Mon mode combat activé, je cours pour échapper à des tirs de balles, effectue une boucle entre la végétation jusqu'à prendre à revers deux vampires, et leur perfore le crâne avant qu'ils aient eu le temps de répliquer. Sans décélérer, je poursuis ma route, plante trois couteaux dans des bras ennemis afin de les désarmer.

Gillian me sauve d'une tentative de riposte en envoyant une rafale de vent impressionnante sur des adversaires afin de les déséquilibrer. Et c'est finalement Sander qui les achève d'une torsion du cou, avant de se retourner sur un berserker. Ce dernier parvient à mettre deux belles trempes à Sander avant que le guerrier propulse son poing puis son pied dans son thorax. Celui-ci se fracture dans un bruit d'os cassés à faire crisser des dents.
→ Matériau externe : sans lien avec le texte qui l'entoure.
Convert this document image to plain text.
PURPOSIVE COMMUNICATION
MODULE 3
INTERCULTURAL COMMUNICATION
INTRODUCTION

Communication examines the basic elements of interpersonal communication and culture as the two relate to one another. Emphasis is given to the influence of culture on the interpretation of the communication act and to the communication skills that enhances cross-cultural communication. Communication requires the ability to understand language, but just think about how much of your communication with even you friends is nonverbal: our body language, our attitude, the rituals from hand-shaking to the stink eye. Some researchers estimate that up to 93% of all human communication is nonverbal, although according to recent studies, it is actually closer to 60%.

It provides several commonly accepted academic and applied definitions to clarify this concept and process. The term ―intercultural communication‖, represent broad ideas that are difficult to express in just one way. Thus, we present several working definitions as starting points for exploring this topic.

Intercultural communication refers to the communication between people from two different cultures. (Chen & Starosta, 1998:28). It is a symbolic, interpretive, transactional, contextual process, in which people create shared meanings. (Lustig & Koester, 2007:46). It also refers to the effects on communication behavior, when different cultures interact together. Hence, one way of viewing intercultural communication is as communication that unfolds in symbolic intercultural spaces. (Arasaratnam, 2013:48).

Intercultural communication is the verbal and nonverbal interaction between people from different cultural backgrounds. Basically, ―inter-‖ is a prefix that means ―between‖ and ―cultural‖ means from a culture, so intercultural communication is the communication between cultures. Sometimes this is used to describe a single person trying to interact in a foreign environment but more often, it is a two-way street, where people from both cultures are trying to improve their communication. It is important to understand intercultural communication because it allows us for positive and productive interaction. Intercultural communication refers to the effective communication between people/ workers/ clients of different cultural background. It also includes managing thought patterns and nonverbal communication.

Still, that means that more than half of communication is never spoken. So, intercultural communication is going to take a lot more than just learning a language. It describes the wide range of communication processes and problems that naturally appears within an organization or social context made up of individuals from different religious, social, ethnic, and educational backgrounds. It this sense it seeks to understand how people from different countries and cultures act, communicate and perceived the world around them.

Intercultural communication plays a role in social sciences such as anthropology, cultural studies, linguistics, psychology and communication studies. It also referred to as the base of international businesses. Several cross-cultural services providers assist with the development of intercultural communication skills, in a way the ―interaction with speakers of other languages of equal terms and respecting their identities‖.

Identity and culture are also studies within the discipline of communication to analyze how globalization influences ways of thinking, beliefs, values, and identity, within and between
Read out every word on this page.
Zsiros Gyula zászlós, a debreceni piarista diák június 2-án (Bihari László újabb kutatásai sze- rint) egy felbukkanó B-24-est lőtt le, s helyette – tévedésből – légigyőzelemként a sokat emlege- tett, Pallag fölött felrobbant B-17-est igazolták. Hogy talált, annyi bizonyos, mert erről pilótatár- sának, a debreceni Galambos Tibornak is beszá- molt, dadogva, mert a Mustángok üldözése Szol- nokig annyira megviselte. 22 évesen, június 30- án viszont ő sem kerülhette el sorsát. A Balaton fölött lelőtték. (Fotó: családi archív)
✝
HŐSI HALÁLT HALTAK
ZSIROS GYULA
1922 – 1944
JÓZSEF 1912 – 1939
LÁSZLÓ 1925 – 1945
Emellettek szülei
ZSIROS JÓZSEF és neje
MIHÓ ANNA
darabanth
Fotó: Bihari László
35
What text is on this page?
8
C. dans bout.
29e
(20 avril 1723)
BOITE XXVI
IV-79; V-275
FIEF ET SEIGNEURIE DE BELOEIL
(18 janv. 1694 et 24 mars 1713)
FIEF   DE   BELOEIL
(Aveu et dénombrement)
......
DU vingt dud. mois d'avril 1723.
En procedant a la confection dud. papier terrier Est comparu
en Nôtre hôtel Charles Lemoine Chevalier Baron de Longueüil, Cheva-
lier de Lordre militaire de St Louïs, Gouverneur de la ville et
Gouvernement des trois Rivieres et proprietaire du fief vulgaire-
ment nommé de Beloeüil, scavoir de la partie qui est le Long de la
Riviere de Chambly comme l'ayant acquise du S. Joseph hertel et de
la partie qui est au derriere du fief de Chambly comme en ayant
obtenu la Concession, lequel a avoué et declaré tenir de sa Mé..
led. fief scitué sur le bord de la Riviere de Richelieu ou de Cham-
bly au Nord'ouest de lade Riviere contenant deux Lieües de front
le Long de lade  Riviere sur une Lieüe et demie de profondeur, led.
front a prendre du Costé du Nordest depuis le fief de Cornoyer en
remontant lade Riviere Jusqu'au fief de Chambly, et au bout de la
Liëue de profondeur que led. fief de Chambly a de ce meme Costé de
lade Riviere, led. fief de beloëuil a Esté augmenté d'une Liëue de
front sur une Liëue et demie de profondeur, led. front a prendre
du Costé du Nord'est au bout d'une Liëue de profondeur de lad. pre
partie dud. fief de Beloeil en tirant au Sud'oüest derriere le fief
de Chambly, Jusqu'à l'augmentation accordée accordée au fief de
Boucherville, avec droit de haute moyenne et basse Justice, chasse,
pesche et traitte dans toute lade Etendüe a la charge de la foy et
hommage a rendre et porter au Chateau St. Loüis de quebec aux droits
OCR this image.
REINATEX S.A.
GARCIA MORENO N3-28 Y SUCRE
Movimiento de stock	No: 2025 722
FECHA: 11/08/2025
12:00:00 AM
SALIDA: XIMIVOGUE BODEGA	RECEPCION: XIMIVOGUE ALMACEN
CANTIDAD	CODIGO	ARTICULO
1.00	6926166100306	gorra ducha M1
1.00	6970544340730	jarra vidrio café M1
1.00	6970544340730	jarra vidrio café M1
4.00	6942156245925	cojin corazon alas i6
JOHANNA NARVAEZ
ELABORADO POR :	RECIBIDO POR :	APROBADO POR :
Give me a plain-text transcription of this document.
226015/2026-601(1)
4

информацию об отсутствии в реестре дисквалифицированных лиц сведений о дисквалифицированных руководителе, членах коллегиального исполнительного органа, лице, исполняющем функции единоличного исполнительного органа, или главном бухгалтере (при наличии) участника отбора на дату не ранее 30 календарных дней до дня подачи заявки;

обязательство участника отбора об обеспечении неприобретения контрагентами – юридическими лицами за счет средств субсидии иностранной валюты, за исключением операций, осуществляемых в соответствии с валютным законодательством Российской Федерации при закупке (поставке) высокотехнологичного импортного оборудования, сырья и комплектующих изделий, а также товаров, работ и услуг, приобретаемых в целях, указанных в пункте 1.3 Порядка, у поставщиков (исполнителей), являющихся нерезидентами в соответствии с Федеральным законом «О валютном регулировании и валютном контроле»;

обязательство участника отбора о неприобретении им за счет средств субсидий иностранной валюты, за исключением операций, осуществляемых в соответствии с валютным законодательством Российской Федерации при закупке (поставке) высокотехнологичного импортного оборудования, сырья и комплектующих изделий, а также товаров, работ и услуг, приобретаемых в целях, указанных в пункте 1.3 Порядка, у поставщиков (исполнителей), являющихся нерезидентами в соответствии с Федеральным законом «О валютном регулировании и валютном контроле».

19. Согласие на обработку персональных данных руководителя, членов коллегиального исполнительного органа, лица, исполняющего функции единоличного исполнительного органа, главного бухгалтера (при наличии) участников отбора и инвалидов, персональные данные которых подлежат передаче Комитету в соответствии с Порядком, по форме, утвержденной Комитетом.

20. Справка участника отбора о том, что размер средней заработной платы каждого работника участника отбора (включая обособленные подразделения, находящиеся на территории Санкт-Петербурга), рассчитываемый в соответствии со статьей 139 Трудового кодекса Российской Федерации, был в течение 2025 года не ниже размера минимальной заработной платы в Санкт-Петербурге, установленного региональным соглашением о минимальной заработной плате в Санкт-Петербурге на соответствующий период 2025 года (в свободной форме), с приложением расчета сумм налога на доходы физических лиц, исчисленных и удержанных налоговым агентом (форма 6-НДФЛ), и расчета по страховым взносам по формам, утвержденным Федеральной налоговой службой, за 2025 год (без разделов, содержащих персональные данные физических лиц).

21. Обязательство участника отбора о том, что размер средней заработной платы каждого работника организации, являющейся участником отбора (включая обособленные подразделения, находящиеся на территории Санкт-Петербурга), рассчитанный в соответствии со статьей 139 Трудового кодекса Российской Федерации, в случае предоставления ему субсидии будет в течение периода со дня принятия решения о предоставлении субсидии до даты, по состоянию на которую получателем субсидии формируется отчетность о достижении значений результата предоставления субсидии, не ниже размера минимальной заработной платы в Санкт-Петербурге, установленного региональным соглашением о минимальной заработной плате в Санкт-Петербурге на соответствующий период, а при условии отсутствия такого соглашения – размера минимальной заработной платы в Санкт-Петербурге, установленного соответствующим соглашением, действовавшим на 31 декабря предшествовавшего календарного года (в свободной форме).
Un poignard, que je n'avais pas vu venir, se plante dans mon bras alors que j'observais Sander arracher le cœur de sa victime. Je fais volte-face, récupère le couteau dans ma chair et le renvoie à l'expéditeur, une vampire au rictus mauvais.

Un combat plus éreintant que les autres s'en suit, durant lequel la vampire et moi nous envoyons coup sur coup, tentons d'enfoncer nos dents dans le cou opposé afin d'étêter l'autre. Un de ses acolytes s'invite dans notre bal sanglant pour m'épuiser un peu plus, griffant ma peau, claquant des mâchoires à un centimètre de ma gorge. Je finis toutefois par venir à bout de ce duo infernal en les attrapant tous deux, puis en les envoyant valdinguer dans le décor... à deux pas d'un cours d'eau. Concentrée sur cet élément, je puise l'énergie suffisante pour l'invoquer et la diriger vers mes cibles. Et, au bout de quelques secondes, l'eau s'infiltre en eux, entre dans leur bouche ouverte sur un cri sourd, imbibe leurs poumons et bronches, remplit la cavité thoracique... jusqu'à ce que leur cœur lâche.

Frémissante, je me retiens à un arbre derrière moi et inspecte les différentes blessures sur mon corps. Certaines commencent déjà à cicatriser, mais d'autres, plus profondes et vicieuses, laissent s'échapper une dose de sang importante hors de mon organisme.

— Ele !

La silhouette massive de Sander court jusqu'à moi ; lui aussi est marqué par la lutte.

— Tu vas bien ? m'interroge-t-il, le regard posé sur mes plaies. Il te faut une compresse pour ton bras, il est salement amoché.

Ce disant, il déchire un bout d'étoffe de son propre haut maculé de terre et de sang pour m'en créer une.

— Les renforts viennent d'arriver. Ils vont nous aider. Toi, tu dois entrer et retrouver Allan. On te suivra dès que l'on pourra.

— Mais Sander...

— Il n'y a aucune protestation qui tienne, me coupe-t-il, ses yeux bleus ancrés dans les miens. Il faut que tu le retrouves et que tu l'aides. Tu es la seule qui puisse le faire. Tu dois le sauver.

Ses paroles sont précipitées, mais sérieuses, aussi graves que les traits de son visage de géant.

— Pars tout de suite pendant qu'on retient et s'occupe de ceux à l'extérieur. Dépêche-toi !

Il me redresse après avoir serré une dernière fois mon bandage, puis plaque une main lourde sur mon dos pour me pousser en avant.

— Pars ! Retrouve-le !

Je pivote pour ne pas le lâcher du regard tandis qu'il marche à reculons, vers là où la guerre des troupes fait rage.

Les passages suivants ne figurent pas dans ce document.